Three years ago today, on a rickety deck over a sparkling sea, I made the most important promises of my life. I married my best friend. Under a brilliant cloudless sky on the other side of the world, we began the rest of our lives.
I’ve been thinking about our anniversary all week. Three years isn’t such a long time, but we have squeezed so much living into it. We honeymooned at the top of New Zealand’s South Island. Family from around the world had travelled to our favourite place on earth – and they, along with our closest friends, spent a glorious week as we did – happy, relaxed, feeling the sand beneath our toes and the fresh air in our lungs and ready to start something new.
We returned as newly-weds to the home we had recently bought.
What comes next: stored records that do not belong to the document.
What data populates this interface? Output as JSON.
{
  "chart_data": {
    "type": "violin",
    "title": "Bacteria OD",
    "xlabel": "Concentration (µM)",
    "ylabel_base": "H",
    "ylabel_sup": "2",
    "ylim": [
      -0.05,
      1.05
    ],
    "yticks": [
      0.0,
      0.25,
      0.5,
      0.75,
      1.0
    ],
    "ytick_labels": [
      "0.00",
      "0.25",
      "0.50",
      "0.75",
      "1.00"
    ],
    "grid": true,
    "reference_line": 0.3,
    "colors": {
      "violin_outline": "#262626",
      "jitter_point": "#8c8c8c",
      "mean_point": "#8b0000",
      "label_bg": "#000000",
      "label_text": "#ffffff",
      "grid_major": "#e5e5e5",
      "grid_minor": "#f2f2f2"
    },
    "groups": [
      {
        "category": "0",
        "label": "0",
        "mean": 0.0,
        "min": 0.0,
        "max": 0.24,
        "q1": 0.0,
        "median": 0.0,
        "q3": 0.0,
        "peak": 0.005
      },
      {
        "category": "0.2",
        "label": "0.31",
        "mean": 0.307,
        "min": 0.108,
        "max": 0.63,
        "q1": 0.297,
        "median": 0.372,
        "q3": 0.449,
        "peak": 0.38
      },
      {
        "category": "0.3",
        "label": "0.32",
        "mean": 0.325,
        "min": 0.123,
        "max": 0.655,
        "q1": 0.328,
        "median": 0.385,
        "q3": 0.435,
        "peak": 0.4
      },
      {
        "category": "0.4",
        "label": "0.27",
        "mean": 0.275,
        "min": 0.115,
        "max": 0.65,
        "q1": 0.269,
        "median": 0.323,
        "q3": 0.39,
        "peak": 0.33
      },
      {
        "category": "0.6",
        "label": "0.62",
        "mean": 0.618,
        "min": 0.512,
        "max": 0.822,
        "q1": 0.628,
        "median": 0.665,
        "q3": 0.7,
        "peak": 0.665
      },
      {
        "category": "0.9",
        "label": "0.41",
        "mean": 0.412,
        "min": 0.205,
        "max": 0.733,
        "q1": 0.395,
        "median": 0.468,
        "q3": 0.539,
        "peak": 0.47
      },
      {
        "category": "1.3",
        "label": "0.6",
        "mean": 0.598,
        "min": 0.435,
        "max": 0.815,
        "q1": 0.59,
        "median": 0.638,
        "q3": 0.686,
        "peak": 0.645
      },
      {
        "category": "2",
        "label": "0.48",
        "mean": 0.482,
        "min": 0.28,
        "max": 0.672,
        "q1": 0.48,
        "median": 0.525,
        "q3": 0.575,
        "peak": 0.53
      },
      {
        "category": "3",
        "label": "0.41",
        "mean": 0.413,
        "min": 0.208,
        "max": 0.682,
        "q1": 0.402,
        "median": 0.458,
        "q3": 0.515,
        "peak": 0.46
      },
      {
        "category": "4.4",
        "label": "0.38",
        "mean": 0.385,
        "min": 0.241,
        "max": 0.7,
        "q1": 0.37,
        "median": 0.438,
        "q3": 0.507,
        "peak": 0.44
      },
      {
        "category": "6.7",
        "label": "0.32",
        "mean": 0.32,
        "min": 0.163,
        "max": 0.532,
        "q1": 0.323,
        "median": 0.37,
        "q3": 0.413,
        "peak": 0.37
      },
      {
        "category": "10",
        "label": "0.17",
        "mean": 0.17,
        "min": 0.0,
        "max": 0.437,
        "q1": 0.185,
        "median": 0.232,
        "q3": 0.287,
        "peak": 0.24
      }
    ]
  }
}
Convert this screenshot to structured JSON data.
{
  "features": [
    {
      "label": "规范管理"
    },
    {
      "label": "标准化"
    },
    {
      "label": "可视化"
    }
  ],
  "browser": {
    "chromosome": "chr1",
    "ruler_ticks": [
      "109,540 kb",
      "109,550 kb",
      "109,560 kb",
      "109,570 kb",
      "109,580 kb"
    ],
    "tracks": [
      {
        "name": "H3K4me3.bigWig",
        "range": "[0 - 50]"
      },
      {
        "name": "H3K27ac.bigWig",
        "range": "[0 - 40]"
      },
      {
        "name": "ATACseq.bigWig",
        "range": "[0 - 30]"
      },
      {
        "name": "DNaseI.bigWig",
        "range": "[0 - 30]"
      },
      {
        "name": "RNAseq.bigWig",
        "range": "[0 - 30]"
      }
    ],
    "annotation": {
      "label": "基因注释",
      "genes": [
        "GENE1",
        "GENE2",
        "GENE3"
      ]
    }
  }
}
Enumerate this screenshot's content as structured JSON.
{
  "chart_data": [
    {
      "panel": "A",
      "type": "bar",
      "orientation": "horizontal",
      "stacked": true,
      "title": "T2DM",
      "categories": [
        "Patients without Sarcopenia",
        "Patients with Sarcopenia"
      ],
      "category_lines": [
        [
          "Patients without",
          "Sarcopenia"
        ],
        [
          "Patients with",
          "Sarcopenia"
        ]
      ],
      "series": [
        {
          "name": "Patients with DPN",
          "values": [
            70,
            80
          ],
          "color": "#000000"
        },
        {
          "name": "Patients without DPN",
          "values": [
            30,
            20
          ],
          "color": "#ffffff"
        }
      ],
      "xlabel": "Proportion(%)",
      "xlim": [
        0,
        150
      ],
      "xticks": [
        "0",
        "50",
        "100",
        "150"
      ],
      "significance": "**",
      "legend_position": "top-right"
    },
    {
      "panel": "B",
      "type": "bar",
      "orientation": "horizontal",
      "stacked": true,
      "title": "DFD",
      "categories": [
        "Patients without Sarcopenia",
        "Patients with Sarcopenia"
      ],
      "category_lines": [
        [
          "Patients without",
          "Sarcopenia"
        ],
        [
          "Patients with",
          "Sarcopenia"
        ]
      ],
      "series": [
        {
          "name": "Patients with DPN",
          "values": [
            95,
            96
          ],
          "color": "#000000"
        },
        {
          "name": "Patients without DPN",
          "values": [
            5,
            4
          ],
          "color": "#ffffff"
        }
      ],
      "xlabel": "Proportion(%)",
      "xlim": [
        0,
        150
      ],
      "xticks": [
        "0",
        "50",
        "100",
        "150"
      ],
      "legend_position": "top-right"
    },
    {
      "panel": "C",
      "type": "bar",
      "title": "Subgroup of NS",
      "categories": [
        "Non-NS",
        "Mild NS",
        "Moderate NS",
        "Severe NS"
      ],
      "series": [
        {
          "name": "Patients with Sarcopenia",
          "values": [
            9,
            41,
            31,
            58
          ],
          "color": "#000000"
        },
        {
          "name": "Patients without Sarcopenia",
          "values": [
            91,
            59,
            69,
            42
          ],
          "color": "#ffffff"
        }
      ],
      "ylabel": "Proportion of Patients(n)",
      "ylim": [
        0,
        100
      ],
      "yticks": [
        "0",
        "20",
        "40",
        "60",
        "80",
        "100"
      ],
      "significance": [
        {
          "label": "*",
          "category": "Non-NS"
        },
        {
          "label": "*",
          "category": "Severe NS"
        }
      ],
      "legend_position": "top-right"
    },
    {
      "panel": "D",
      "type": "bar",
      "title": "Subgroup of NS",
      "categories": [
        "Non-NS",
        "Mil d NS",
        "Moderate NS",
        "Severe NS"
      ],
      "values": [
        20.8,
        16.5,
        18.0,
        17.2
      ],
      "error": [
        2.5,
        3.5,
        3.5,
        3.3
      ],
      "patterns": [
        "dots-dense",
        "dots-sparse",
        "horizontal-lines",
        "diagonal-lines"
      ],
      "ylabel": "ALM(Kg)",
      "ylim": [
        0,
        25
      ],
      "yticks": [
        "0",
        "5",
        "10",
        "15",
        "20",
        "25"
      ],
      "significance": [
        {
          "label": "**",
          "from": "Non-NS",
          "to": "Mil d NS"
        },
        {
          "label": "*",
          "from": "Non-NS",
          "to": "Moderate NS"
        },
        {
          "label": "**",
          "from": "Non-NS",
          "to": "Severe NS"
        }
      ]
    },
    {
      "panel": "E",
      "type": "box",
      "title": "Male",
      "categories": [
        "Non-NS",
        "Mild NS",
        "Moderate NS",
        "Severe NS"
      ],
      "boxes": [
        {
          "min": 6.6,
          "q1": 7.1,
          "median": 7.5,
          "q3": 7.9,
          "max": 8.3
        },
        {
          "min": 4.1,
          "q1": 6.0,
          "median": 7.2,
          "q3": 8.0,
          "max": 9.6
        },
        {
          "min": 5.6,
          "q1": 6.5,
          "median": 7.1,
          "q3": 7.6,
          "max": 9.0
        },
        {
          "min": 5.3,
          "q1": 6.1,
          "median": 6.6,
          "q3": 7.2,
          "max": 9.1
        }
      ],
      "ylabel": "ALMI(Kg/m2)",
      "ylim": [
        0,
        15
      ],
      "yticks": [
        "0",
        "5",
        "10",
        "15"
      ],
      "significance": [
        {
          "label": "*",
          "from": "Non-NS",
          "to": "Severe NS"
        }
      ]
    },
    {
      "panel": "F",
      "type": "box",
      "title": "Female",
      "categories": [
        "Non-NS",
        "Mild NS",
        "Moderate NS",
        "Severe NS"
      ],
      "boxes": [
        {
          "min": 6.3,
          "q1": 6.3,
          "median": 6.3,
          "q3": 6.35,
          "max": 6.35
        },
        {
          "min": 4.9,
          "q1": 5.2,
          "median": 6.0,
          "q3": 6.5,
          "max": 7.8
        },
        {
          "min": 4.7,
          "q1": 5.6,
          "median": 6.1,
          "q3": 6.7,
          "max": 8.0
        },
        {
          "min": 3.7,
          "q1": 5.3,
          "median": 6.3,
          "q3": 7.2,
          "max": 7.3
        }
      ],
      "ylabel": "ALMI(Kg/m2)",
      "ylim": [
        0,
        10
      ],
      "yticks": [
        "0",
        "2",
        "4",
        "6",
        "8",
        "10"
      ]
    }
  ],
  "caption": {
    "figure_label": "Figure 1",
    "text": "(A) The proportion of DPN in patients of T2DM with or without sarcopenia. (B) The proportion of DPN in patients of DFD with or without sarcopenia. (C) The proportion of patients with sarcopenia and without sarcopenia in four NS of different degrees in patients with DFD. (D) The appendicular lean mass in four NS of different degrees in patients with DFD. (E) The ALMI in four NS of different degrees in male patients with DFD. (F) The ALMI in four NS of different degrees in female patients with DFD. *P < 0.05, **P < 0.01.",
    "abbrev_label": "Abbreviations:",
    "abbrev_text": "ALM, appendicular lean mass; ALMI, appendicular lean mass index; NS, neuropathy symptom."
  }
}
The 100-year-old villa in a trendy sun-drenched corner of Wellington was Tony’s project, our doer-upper. Our honeymoon baby was born at the end of that year, his bedroom not yet painted. His first year was spent blissfully and I loved being a mummy.
Just after Milin turned one, everything changed. We turned the key in the lock for the last time. In the darkness before dawn, the three of us and my little bump piled our lives into a taxi and went to the airport carrying one-way tickets to London.
For nearly eight years, New Zealand had been our home. We left friends, family, jobs, security – we left behind our lives as we knew them and said goodbye to what should have been our forever home. I left the newspaper where I had returned to work part time as acting head of news. It was a job I loved. I still miss the buzz of nailing a front page lead, of presenting a brilliant newslist, of seeing the paper in the morning and knowing the many miracles that happened to get it out on time.
Our lives are still in some in between place here in London. We have been married three years. Our children are two and eight months. We still don’t know where we will settle down. Our lives are still full of questions. We no longer have our own home and I am yet to find a job I love again. But it’s all part of the journey we began under that big blue sky in Nelson.
In three years we have fitted in what could have taken a lifetime. Doing up a house and selling it. Having two children. Completing post graduate study and hanging careers (Tony, not me). Moving across the world.
I have no idea what the next three years will bring. Our babies will grow up, I will hopefully find another job I love, we will hopefully figure out a bit more about what we want. I’d like life to slow down a little too, just so I can keep up with it all.
It’s our anniversary today. Over a rare lunch out together, we will clink glasses. I will nervously check my phone for updates about the children. We’ll celebrate getting here, and we’ll look to a future hopefully filled with more adventures and more joy.
*Anniversary is my word of the week on April 18, 2014.